I have been trying to build a simple account manager sort of application for myself using Python which will read SMS from my phone and extract information based on some regex patterns.
I wrote a complex regex pattern and tested the same on https://pythex.org/. Example:
Text: 1.00 is debited from ******1234 for food
Pattern: (account|a\/c|ac|from|acct|savings|credit in|ac\/|sb\-|acc|a\/c)(\s|\.|\-)*(no|number)*(\.|\s|:)*\s*(ending)*\s*(((n{1,}|x{1,}|[0-9]+|\*{1,}))+)\-*((n{1,}|x{1,}|[0-9]+|\*{1,}|\s))*\-*([0-9]*)
Result: from ******1234
However, when I try to do the same in Python using the str.extract() method, rather than getting a single result, I am getting a dataframe with a column for each group.
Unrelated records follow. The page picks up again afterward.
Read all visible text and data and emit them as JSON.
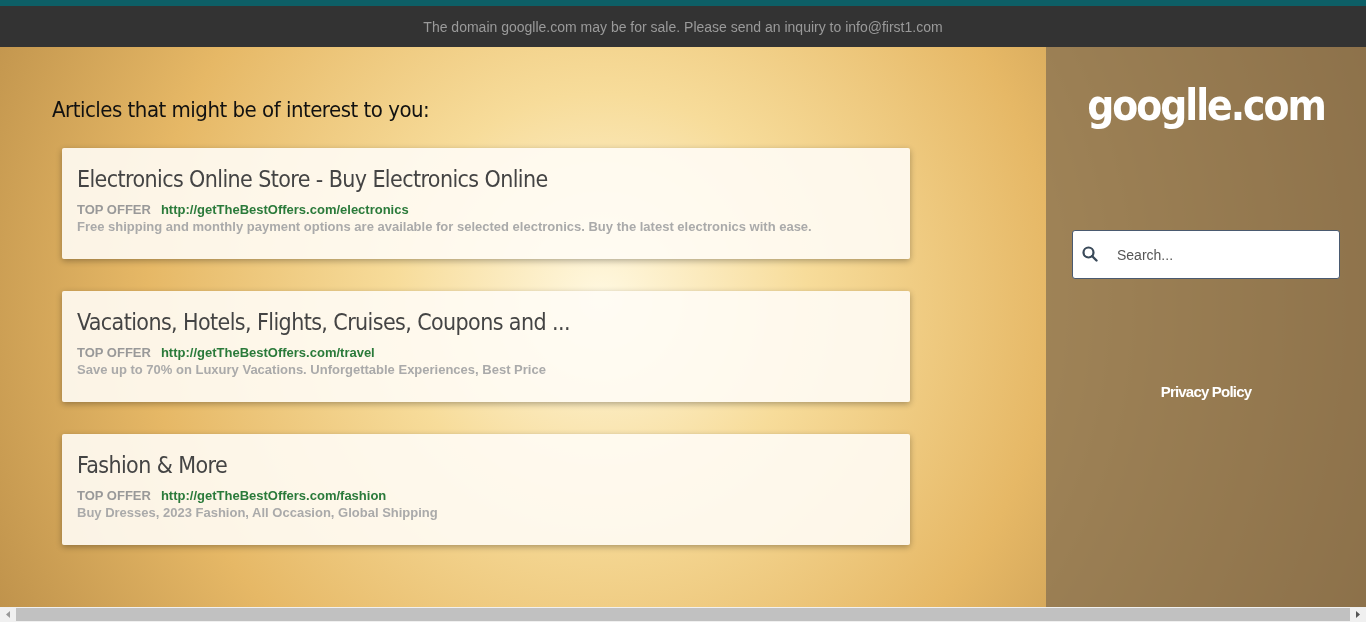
{
  "banner": {
    "text": "The domain googlle.com may be for sale. Please send an inquiry to info@first1.com"
  },
  "articles": {
    "heading": "Articles that might be of interest to you:",
    "items": [
      {
        "title": "Electronics Online Store - Buy Electronics Online",
        "tag": "TOP OFFER",
        "url": "http://getTheBestOffers.com/electronics",
        "description": "Free shipping and monthly payment options are available for selected electronics. Buy the latest electronics with ease."
      },
      {
        "title": "Vacations, Hotels, Flights, Cruises, Coupons and ...",
        "tag": "TOP OFFER",
        "url": "http://getTheBestOffers.com/travel",
        "description": "Save up to 70% on Luxury Vacations. Unforgettable Experiences, Best Price"
      },
      {
        "title": "Fashion & More",
        "tag": "TOP OFFER",
        "url": "http://getTheBestOffers.com/fashion",
        "description": "Buy Dresses, 2023 Fashion, All Occasion, Global Shipping"
      }
    ]
  },
  "sidebar": {
    "site_name": "googlle.com",
    "search": {
      "placeholder": "Search..."
    },
    "link": "Privacy Policy"
  }
}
Python code looks like this:
all_sms=pd.read_csv("all_sms.csv")
pattern = '(account|a\/c|ac|from|acct|savings|credit in|ac\/|sb\-|acc|a\/c)(\s|\.|\-)*(no|number)*(\.|\s|:)*\s*(ending)*\s*(((n{1,}|x{1,}|[0-9]+|\*{1,}))+)\-*((n{1,}|x{1,}|[0-9]+|\*{1,}|\s))*\-*([0-9]*)'
test = all_sms.extract(pattern, expand = False)
Output of the python code for the message above:
0 from
1
2 NaN
3 NaN
4 NaN
5 ******1234
6 1234
7 1234
8
9
10
I am very new to Python and trying to learn by hands-on experience, it would be really helpful if someone can point out where I am going wrong with this?
?:after each unescaped(. Remove redundant capturing groups.